Beschreibung

Die vorliegende Arbeit beschäftigt sich mit Schloss Malberg in der Südeifel, einer ehemals mittelalterlichen Burganlage, die im ersten Jahrzehnt des 18. Jahrhunderts umfassend verändert wurde. Das Schloss befand sich bis zu seinem Verkauf im Jahre 1990 an die Verbandsgemeinde Kyllburg in privater Hand. Seine abgelegene Lage und die Tatsache, dasss bis 1990 interessierten Besuchern zur Besichtigung nicht zur Verfügung stand, ließen es von der Wissenschaft bis dahin weitgehend unerforscht.

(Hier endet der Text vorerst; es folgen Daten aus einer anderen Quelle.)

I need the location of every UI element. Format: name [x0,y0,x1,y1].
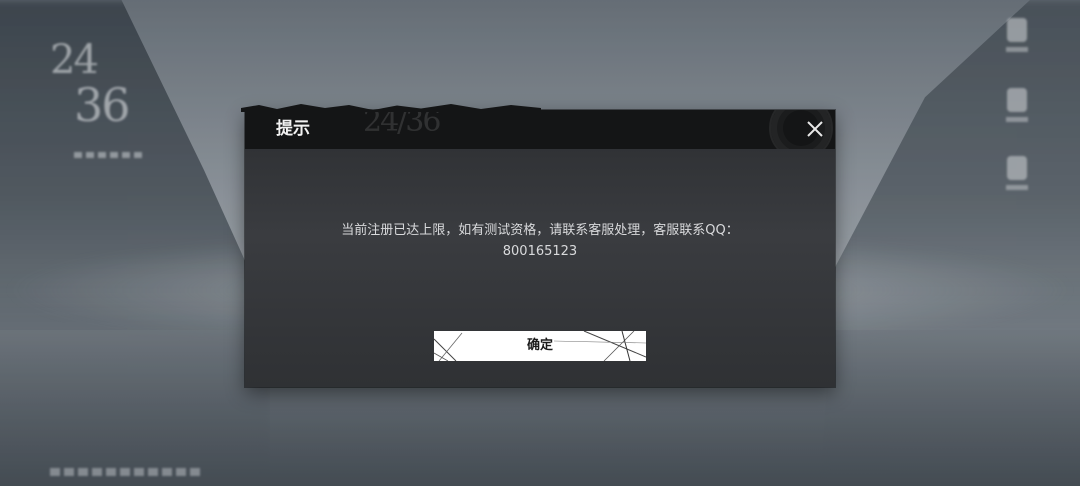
alert-dialog: 24/36 提示 当前注册已达上限，如有测试资格，请联系客服处理，客服联系QQ：… [241,104,835,387]
dialog-message-qq: 800165123 [502,244,578,259]
header-watermark-logo: 24/36 [363,110,441,139]
close-button[interactable] [804,118,826,140]
game-screen: 24 36 24/36 提示 当前注册已达上限，如有测试资格，请联系客服处理，客… [0,0,1080,486]
close-icon [807,121,823,137]
dialog-message-line1: 当前注册已达上限，如有测试资格，请联系客服处理，客服联系QQ： [341,223,739,238]
dialog-header: 24/36 提示 [245,110,835,149]
confirm-button-label: 确定 [526,338,553,353]
dialog-message: 当前注册已达上限，如有测试资格，请联系客服处理，客服联系QQ： 80016512… [245,220,835,262]
dialog-title: 提示 [276,119,310,139]
confirm-button[interactable]: 确定 [434,331,646,361]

Das erste Mal wurde die Anlage 1978 im Rahmen einer Monographie über den am Düsseldorfer Hof tätigen Architekten Matteo Alberti " der Architekt von Schloss Malberg - wissenschaftlich bearbeitet. Zeitgleich erschien vom selben Autor ein erster kleiner Schlossführer. Erst der Verkauf der Schlossanlage und die damit einhergehenden Renovierungsarbeiten ließen eine genauere wissenschaftliche Bearbeitung zu. Jedoch fehlte bisher eine umfassende Baumonographie. Dieses Desiderates hat sich der Autor mit der vorliegenden Arbeit angenommen, wobei die Schwerpunkte seiner Untersuchung die Umbauarbeiten und Neubauten des frühen 18. Jahrhunderts bilden.Die von der Verbandsgemeinde mit dem Förderverein Schloss Malberg e.V. in Auftrag gegebenen Bauforschungen und die daraus resultierenden Restaurierungsergebnisse ergaben neue Erkenntnisse zur Datierung der Schlossanlage.Die Arbeit widmet sich ausführlich der Architektenfrage und beschäftigt sich detailliert mit dem Bauherren; dem Kölner Weihbischof Johann Werner von Veyder. Hier werden die Beweggründe für die zahlreichen Umbauarbeiten des Auftraggebers herausgearbeitet und aufgezeigt, wie sich sein politischer und gesellschaftlicher Aufstieg sowie der damit verbundene Anspruch in der Architektur von Schloss Malberg manifestieren. Mit der Wahl des Architekten und dessen Formenvokabular setzt sich der Bauherr erfolgreich von der Residenzarchitektur Kurtriers ab.Abschließend unternimmt der Autor die Verortung der Schlossanlage in den regionalen Kontext und ordnet sie anhand von Vergleichen mit zeitgleichen Bauten in Kurtrier kunsthistorisch ein. Die Einordnung in den überregionalen Kontext geschieht anhand von Typologie und Stil der Fassade. Ebenfalls wird das Augenmerk bei der überregionalen Einordnung der Anlage auch auf die für die Region untypische Raumdisposition gelenkt.